Au cœur de Sétif se dresse une fontaine monumentale dont l'aura dépasse largement le cadre architectural. Chef-d'œuvre de la sculpture, elle représente une femme dénudée juchée sur un rocher haut de deux mètres, offrant une eau pure jaillissant d'amphores antiques. Plus qu'un monument, Aïn El Fouara est une "fontaine humanoïde" adoptée et chérie par une population dont les valeurs se confondent avec l'humanisme.

L'épopée d'une Naïade : De Paris à Sétif

L'histoire de cette œuvre débute bien avant son inauguration officielle.
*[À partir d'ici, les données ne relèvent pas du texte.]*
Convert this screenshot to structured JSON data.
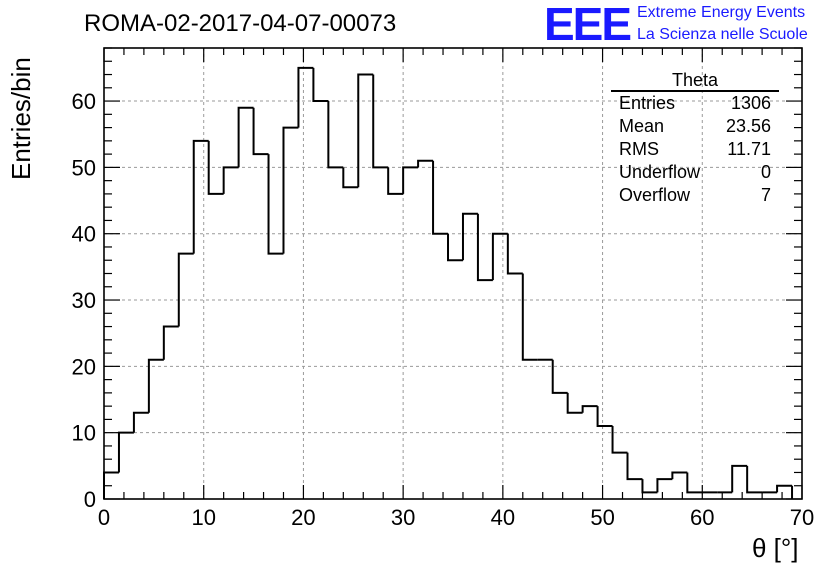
{
  "header": {
    "run_title": "ROMA-02-2017-04-07-00073",
    "logo_mark": "EEE",
    "logo_line1": "Extreme Energy Events",
    "logo_line2": "La Scienza nelle Scuole",
    "brand_color": "#1a1aff"
  },
  "stats_box": {
    "title": "Theta",
    "rows": [
      {
        "label": "Entries",
        "value": "1306"
      },
      {
        "label": "Mean",
        "value": "23.56"
      },
      {
        "label": "RMS",
        "value": "11.71"
      },
      {
        "label": "Underflow",
        "value": "0"
      },
      {
        "label": "Overflow",
        "value": "7"
      }
    ]
  },
  "chart_data": {
    "type": "bar",
    "histogram": true,
    "title": "ROMA-02-2017-04-07-00073",
    "xlabel": "θ [°]",
    "ylabel": "Entries/bin",
    "xlim": [
      0,
      70
    ],
    "ylim": [
      0,
      68
    ],
    "grid": true,
    "bin_width": 1.5,
    "x_ticks": [
      0,
      10,
      20,
      30,
      40,
      50,
      60,
      70
    ],
    "y_ticks": [
      0,
      10,
      20,
      30,
      40,
      50,
      60
    ],
    "bin_edges": [
      0,
      1.5,
      3,
      4.5,
      6,
      7.5,
      9,
      10.5,
      12,
      13.5,
      15,
      16.5,
      18,
      19.5,
      21,
      22.5,
      24,
      25.5,
      27,
      28.5,
      30,
      31.5,
      33,
      34.5,
      36,
      37.5,
      39,
      40.5,
      42,
      43.5,
      45,
      46.5,
      48,
      49.5,
      51,
      52.5,
      54,
      55.5,
      57,
      58.5,
      60,
      61.5,
      63,
      64.5,
      66,
      67.5,
      69
    ],
    "values": [
      4,
      10,
      13,
      21,
      26,
      37,
      54,
      46,
      50,
      59,
      52,
      37,
      56,
      65,
      60,
      50,
      47,
      64,
      50,
      46,
      50,
      51,
      40,
      36,
      43,
      33,
      40,
      34,
      21,
      21,
      16,
      13,
      14,
      11,
      7,
      3,
      1,
      3,
      4,
      1,
      1,
      1,
      5,
      1,
      1,
      2,
      0
    ]
  }
}
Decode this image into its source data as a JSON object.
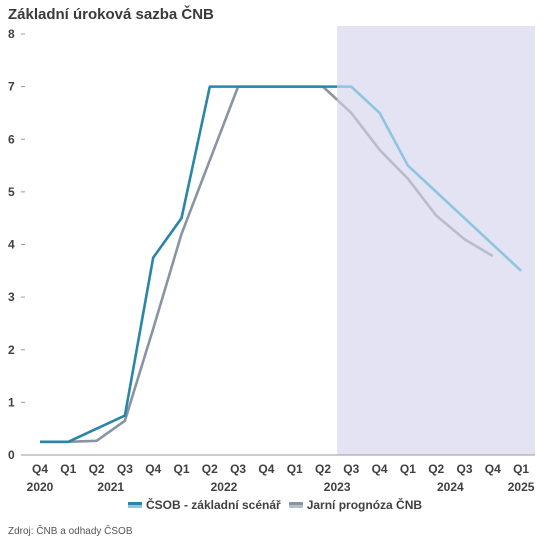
{
  "chart_data": {
    "type": "line",
    "title": "Základní úroková sazba ČNB",
    "categories": [
      "Q4",
      "Q1",
      "Q2",
      "Q3",
      "Q4",
      "Q1",
      "Q2",
      "Q3",
      "Q4",
      "Q1",
      "Q2",
      "Q3",
      "Q4",
      "Q1",
      "Q2",
      "Q3",
      "Q4",
      "Q1"
    ],
    "years": [
      {
        "label": "2020",
        "index": 0
      },
      {
        "label": "2021",
        "index": 2.5
      },
      {
        "label": "2022",
        "index": 6.5
      },
      {
        "label": "2023",
        "index": 10.5
      },
      {
        "label": "2024",
        "index": 14.5
      },
      {
        "label": "2025",
        "index": 17
      }
    ],
    "ylim": [
      0,
      8
    ],
    "yticks": [
      0,
      1,
      2,
      3,
      4,
      5,
      6,
      7,
      8
    ],
    "forecast_from_index": 10.5,
    "forecast_shade_color": "#e3e3f3",
    "series": [
      {
        "name": "ČSOB - základní scénář",
        "color_actual": "#2a86a6",
        "color_forecast": "#8ec5e0",
        "x": [
          0,
          1,
          2,
          3,
          4,
          5,
          6,
          7,
          8,
          9,
          10,
          11,
          12,
          13,
          14,
          15,
          16,
          17
        ],
        "values": [
          0.25,
          0.25,
          0.5,
          0.75,
          3.75,
          4.5,
          7.0,
          7.0,
          7.0,
          7.0,
          7.0,
          7.0,
          6.5,
          5.5,
          5.0,
          4.5,
          4.0,
          3.5
        ]
      },
      {
        "name": "Jarní prognóza ČNB",
        "color_actual": "#8894a4",
        "color_forecast": "#b8bdca",
        "x": [
          0,
          1,
          2,
          3,
          4,
          5,
          6,
          7,
          8,
          9,
          10,
          11,
          12,
          13,
          14,
          15,
          16
        ],
        "values": [
          0.25,
          0.25,
          0.27,
          0.65,
          2.4,
          4.2,
          5.6,
          7.0,
          7.0,
          7.0,
          7.0,
          6.5,
          5.8,
          5.25,
          4.55,
          4.1,
          3.78
        ]
      }
    ]
  },
  "legend": {
    "item1": "ČSOB - základní scénář",
    "item2": "Jarní prognóza ČNB"
  },
  "source": "Zdroj: ČNB a odhady ČSOB"
}
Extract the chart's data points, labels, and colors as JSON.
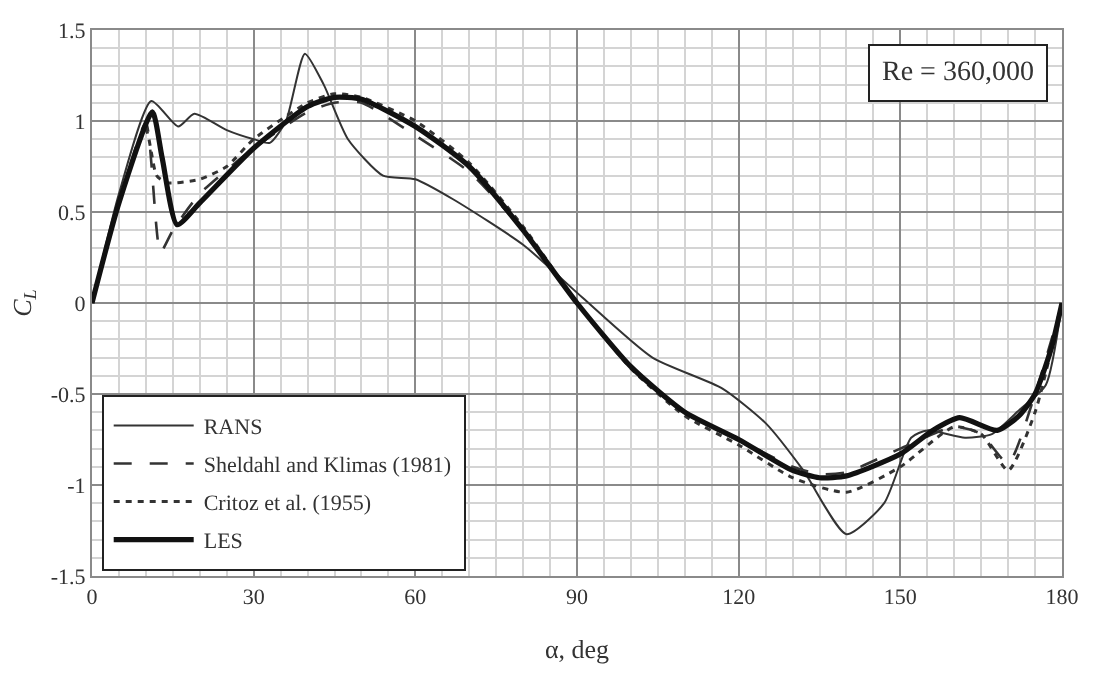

Sculptée par Francis de Saint-Vidal (1840-1900), la statue fut d'abord la vedette de l'Exposition Universelle de Paris en 1898.

Son voyage vers les Hauts-Plateaux fut une véritable expédition : débarquée au port de Skikda, elle fut transportée sur une charrette pendant 12 jours pour atteindre Sétif en juillet 1898. Installée à proximité de la mosquée El Atik, elle fut alimentée par les eaux des anciens bains romains du jardin Barral, offrant immédiatement fraîcheur et émerveillement aux habitants et aux conducteurs de calèches.

Un destin mouvementé : Entre vandalisme et résurrection

Incarnation de l'amour et de la beauté, la statue a pourtant dû faire face à la "bêtise humaine". Elle subit des tentatives de dégradation en 1986, puis fut la cible d'un attentat à la bombe en 1994.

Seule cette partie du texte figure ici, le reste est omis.